Foi um triunfo. Foram tantíssimos os aplausos, a cada execução das 
bailarinas, violonistas, vocalistas, acompanhados do piano. Há aqueles que 
torcem como se estivessem no estádio. Quem silencia e concorda. Eu, que de 
Velásquez sei o suficiente fico encantado quer com o discurso, quer com a 
quantidade de notícias sobre o pintor espanhol (algo que falta pouco para 
chegar à altura da Mole Antonelliana). Espero-o de qualquer forma à espreita 
porque escutei falar de um certo MAB, sem outra especificação, mas que pelo 
que dizem alguns deveria ter alguma relação com Bilotti 
“Sacripanta”! Tive de gritar assim que soube da coisa. “Será que desta 
vez a escultura de De Chirico não me escapa: no sentido que, se ela se 
encontra mesmo em Cosenza, quero pelo menos vê-la ao vivo”? 
Foi exatamente assim. Ao final do espetáculo Gianfranco, ainda que 
cansado como se tivesse construido sozinho a pirâmide de Cheops, me levou 
para dar uma volta pela cidade de Cosenza, me deixando porém durante um 
tempo à espera do feliz evento. Chegados numa rua de chão em espiral e 
losângulos de mármore e desvendando os olhos que ele tinha pretendido que 
fossem mantidos fechados me colocou diante da escultura por mim cobiçada: 
aquela pela qualtinha perdido a cabeça como nunca me tinha acontecido em 
relação a uma mulher. 
“Sacripanta, ainda Sacripanta” gritei desta vez em voz alta, acordando 
consequentemente a vizinhança, no momento em que me vi diante dela. Era 
ela mesma, o golpe do meu antagonista que tanto amargor me tinha causado. 

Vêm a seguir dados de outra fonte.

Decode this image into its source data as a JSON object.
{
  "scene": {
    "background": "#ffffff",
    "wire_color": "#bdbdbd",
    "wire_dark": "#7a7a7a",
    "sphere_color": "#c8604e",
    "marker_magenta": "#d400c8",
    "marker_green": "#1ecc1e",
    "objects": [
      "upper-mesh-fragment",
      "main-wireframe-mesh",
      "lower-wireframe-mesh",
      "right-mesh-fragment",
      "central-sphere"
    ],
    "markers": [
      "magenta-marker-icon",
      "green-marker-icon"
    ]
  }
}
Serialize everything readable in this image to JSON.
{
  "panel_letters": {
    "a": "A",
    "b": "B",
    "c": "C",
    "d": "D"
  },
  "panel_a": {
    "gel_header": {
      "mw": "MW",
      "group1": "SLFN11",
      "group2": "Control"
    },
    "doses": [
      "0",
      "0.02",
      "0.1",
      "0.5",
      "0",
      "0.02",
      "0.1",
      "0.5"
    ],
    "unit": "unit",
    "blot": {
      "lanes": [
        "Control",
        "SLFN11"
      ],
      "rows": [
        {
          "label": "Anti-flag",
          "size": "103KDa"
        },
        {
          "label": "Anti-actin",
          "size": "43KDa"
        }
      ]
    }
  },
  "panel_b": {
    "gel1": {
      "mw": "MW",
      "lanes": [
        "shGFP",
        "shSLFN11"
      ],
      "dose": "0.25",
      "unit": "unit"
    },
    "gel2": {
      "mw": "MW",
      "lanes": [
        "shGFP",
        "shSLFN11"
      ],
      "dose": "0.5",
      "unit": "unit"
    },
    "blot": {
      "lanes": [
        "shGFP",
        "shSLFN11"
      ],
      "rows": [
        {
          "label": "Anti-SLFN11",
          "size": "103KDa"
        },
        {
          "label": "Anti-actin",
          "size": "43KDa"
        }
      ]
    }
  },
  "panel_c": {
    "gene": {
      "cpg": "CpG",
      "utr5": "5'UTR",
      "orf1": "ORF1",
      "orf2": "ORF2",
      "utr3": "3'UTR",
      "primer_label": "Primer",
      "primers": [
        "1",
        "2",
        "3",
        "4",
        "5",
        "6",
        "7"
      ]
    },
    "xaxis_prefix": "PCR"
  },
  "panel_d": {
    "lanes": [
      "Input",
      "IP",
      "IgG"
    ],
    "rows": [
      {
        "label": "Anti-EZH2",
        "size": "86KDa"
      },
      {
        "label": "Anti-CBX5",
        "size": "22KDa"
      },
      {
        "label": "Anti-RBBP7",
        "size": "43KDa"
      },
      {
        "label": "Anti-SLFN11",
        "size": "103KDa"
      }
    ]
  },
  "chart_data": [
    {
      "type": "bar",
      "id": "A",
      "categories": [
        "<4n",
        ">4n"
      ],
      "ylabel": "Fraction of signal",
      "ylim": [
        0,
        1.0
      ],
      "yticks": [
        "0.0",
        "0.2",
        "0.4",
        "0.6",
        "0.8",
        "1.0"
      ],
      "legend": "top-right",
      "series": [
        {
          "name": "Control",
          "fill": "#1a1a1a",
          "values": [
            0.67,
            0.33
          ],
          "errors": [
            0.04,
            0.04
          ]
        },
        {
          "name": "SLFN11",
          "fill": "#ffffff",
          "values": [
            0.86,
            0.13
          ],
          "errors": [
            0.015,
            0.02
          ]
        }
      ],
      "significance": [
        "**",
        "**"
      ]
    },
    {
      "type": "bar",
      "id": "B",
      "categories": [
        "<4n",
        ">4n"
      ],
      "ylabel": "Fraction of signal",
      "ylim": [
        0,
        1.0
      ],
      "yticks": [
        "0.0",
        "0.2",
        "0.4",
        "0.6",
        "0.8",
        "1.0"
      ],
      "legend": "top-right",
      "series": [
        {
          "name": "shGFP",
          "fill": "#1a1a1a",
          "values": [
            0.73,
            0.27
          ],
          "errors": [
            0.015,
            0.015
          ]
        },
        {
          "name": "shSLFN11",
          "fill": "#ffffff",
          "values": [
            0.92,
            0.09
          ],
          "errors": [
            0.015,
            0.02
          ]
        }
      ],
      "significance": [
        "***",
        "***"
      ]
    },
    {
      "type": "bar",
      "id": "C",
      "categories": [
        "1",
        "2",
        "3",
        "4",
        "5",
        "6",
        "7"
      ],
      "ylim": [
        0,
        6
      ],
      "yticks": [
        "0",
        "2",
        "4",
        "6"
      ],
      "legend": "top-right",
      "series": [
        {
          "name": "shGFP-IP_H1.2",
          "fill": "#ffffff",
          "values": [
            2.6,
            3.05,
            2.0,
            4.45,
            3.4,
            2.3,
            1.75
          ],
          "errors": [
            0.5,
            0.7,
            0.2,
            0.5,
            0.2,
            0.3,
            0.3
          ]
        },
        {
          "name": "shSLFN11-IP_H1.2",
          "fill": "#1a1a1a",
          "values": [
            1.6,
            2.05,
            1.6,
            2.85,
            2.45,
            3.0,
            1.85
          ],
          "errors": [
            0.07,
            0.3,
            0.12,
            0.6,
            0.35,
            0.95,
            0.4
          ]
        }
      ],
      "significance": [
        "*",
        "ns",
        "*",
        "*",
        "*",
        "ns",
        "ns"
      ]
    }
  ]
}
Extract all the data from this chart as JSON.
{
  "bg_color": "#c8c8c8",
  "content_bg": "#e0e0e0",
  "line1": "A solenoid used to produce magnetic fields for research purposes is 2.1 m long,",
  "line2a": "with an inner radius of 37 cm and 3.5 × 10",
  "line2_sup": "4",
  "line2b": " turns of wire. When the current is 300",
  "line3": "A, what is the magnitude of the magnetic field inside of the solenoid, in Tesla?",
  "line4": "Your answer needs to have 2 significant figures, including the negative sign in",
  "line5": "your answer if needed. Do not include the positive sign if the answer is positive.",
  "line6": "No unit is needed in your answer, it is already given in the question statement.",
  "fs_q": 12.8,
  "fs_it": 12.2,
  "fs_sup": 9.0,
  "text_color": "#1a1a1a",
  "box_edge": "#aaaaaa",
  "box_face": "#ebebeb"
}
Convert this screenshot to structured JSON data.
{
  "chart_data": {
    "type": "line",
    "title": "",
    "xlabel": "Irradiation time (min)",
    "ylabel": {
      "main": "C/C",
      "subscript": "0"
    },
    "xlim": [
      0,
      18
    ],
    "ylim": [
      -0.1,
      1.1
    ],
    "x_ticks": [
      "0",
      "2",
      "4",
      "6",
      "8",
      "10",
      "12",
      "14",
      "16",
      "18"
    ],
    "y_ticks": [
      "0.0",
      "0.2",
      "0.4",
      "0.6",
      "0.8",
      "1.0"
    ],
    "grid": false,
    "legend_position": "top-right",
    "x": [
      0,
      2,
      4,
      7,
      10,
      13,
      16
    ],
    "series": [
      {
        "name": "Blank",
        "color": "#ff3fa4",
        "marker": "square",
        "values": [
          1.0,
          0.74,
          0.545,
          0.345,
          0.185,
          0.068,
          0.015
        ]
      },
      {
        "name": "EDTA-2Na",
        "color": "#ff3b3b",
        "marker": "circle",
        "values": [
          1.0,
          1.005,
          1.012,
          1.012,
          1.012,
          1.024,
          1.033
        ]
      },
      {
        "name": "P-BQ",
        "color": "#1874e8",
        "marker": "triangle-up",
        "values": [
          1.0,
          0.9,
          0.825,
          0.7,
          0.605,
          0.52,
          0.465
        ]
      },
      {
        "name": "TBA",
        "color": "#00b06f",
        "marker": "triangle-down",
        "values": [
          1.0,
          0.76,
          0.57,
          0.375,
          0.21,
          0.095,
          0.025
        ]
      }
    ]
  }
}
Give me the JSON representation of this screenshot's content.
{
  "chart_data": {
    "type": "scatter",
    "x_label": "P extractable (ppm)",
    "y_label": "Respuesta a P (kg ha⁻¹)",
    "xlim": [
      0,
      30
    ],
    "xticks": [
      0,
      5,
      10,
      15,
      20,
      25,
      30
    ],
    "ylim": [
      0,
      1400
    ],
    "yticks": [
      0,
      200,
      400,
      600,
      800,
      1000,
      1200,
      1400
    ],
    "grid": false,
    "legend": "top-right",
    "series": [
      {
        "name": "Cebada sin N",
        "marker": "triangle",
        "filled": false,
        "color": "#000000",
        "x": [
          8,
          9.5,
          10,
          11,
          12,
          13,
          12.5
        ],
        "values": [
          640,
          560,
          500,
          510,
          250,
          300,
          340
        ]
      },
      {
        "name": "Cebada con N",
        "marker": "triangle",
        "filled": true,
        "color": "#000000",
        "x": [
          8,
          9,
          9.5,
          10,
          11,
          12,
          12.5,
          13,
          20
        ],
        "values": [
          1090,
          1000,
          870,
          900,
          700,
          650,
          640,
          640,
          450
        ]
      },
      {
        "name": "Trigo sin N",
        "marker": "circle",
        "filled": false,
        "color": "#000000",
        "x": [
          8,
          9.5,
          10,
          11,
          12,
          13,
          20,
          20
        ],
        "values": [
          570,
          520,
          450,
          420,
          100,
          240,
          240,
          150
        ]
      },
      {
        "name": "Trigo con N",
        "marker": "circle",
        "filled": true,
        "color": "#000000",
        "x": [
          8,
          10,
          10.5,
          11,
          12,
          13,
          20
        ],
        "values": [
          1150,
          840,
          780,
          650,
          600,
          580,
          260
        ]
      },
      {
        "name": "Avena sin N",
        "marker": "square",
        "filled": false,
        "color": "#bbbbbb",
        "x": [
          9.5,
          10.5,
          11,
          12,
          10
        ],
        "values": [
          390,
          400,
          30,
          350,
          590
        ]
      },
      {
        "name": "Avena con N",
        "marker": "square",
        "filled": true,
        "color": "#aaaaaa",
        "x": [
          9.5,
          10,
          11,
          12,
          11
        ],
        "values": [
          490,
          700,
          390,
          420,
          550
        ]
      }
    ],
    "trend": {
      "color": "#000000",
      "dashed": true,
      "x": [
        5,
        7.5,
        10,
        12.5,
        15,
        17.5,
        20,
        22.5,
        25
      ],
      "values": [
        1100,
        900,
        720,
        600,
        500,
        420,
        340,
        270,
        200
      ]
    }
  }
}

No Museu ao ar livre havia outras esculturas essas também presenteadas pelo 
grande colecionador à sua cidade natal. Porém, não prestei atenção pois o 
meu interesse era ainda totalmente outro. 
A minha espera foi, portanto, satisfeita. Podia retornar, finalmente, à 
Genebra, decepcionado. Decepção porque queria que tivesse sido eu, no lugar 
dele, a presentear a cidade de Cosenza com a escultura.